UCF STIG Viewer Logo

IBM RACF users must have the required default fields.


Overview

Finding ID Version Rule ID IA Controls Severity
V-223717 RACF-ES-000700 SV-223717r604139_rule Medium
Description
Ensure that Every USERID is uniquely identified to the system. Within the USERID record, the user's name, default group, the owner, and the user's passdate or phrasedate fields are completed. This will uniquely identify each user. If these fields are not completed for each user, user accountability will become lost. RACF will automatically assign the default group as the password if a password is not explicitly coded. Assign a unique password to every userid to prevent unauthorized access by a person who knows the default group for a new userid.
STIG Date
IBM z/OS RACF Security Technical Implementation Guide 2021-07-05

Details

Check Text ( C-25390r514839_chk )
From a z/OS command screen enter:
ListUser *

Examine each user entry verify every user is fully identified with all of the following conditions:
-A completed NAME field that can either be traced back to a current DD2875 or a Vendor Requirement (example: A Started Task).
-The presence of the DEFAULT-GROUP and OWNER fields.
-The PASSDATE field or the PHRASEDATE field accordingly is not set to N/A excluding users with the PROTECTED attribute.

If all of the above are true, this is not a finding.

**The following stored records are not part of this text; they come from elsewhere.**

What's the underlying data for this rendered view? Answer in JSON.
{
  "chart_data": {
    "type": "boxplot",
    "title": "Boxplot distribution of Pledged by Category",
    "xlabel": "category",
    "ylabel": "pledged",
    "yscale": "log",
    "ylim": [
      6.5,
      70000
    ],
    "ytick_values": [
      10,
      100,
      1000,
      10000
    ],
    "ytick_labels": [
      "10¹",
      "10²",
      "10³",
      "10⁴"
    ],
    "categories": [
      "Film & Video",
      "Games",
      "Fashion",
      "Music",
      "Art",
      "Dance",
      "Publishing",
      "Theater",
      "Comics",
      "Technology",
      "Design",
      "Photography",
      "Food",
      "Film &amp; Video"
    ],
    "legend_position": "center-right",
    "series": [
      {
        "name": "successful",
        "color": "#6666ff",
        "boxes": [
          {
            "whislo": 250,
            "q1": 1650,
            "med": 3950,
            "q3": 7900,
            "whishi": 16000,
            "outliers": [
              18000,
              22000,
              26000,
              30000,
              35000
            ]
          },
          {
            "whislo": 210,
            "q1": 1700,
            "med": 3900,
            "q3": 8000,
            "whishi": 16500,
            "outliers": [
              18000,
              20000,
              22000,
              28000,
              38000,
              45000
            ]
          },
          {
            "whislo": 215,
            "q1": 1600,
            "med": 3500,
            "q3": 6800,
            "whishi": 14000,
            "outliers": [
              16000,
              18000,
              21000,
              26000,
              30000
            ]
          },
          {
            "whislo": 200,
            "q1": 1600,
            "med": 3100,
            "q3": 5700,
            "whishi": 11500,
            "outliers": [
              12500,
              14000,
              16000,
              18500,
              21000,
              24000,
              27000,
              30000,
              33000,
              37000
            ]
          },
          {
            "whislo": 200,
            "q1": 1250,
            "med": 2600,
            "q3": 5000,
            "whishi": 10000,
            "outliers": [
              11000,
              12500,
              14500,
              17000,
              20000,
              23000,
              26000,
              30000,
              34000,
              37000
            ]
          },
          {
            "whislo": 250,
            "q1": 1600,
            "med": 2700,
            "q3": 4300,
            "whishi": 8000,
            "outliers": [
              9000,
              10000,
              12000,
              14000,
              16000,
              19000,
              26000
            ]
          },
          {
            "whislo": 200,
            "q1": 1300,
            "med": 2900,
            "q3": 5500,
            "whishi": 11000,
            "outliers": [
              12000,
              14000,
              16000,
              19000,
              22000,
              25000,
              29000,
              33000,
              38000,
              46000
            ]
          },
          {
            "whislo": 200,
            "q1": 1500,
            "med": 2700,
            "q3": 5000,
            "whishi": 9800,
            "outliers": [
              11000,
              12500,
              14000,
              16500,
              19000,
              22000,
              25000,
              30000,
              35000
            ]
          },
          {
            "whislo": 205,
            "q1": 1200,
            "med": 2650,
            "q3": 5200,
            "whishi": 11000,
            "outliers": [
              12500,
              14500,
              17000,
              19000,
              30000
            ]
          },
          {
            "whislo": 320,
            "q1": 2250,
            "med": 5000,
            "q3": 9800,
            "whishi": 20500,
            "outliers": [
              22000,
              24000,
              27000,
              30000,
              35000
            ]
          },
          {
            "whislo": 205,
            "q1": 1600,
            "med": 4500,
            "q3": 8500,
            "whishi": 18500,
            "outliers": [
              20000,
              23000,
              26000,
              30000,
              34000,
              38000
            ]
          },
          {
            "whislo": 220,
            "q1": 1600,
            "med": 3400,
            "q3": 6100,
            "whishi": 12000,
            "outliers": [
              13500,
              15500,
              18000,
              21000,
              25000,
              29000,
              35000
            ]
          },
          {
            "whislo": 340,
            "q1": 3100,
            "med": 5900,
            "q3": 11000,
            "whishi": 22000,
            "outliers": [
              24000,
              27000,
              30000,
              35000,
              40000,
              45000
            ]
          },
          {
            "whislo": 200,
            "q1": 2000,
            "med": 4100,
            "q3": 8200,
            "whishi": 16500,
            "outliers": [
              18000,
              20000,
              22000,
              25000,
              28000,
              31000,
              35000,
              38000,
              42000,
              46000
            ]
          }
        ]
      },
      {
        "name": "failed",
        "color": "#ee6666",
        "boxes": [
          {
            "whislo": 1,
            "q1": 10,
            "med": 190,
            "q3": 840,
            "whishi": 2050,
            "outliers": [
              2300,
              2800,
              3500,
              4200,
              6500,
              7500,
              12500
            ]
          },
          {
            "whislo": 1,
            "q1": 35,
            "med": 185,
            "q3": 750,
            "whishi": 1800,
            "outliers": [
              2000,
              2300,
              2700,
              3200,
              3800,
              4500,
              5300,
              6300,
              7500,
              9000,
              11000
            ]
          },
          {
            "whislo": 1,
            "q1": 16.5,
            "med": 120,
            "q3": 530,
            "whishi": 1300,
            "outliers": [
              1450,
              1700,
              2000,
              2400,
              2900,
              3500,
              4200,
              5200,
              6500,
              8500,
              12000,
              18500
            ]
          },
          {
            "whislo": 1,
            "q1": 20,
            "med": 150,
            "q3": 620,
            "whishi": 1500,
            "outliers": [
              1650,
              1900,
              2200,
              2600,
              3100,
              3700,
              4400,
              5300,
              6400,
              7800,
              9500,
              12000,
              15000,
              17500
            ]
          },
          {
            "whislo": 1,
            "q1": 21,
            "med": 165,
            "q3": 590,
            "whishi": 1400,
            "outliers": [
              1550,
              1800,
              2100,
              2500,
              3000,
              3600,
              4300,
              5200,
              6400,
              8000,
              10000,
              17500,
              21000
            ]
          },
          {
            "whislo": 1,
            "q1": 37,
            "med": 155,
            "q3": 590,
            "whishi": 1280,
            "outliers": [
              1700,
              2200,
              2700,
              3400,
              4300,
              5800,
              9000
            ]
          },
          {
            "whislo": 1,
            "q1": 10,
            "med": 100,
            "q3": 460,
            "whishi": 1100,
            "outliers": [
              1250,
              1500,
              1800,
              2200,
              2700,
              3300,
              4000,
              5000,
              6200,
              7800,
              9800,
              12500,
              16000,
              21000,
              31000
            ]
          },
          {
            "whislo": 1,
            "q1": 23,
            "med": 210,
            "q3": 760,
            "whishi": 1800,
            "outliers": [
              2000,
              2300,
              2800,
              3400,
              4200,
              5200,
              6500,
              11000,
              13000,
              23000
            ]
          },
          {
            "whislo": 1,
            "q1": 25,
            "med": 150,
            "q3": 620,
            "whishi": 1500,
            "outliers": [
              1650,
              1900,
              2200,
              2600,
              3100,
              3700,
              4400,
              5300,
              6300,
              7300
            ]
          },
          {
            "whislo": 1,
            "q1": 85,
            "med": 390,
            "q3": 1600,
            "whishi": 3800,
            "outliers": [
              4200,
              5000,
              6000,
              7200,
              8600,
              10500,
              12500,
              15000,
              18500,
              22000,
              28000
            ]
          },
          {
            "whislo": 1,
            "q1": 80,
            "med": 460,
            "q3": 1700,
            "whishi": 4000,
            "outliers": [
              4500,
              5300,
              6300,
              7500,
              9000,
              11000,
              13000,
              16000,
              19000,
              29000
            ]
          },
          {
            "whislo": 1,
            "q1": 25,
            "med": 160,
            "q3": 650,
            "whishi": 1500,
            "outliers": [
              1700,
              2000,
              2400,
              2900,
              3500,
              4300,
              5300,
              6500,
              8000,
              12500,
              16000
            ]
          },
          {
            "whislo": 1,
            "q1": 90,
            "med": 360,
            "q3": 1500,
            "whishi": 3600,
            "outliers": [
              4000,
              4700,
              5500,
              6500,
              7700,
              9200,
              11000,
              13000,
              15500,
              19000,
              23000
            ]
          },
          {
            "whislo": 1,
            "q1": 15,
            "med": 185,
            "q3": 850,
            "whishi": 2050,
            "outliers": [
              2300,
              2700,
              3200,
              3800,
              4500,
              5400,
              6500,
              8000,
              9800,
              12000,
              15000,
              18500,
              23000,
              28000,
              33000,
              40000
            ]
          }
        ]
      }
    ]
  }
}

If any of above is untrue, this is a finding.
Fix Text (F-25378r514840_fix)
Review all USERID definitions to ensure required information is provided. Evaluate the impact of correcting the deficiency. Develop a plan of action and implement the changes listed in this PDI. The following are sample commands to correct this vulnerability.

-To Add a NAME to a userid with the command ALU NAME('lastname, firstname').
-Every user will be assigned a default group by default. A sample command to reassign a default group is shown here: ALU DFLTGRP(). You must first be connected to a group via the RACF CONNECT command before making it a default group.
-A PASSDATE field or a PHRASEDATE field showing 00.000 indicates that a temporary password or password phrase has been assigned but the user has not logged in and set a permanent value. This could indicate that a new userid was recently added or that a userid previously added is unused and should be considered for deletion. The ISSO should investigate and determine if the userid should be deleted or that the new user should be contacted and told to login to set a permanent value.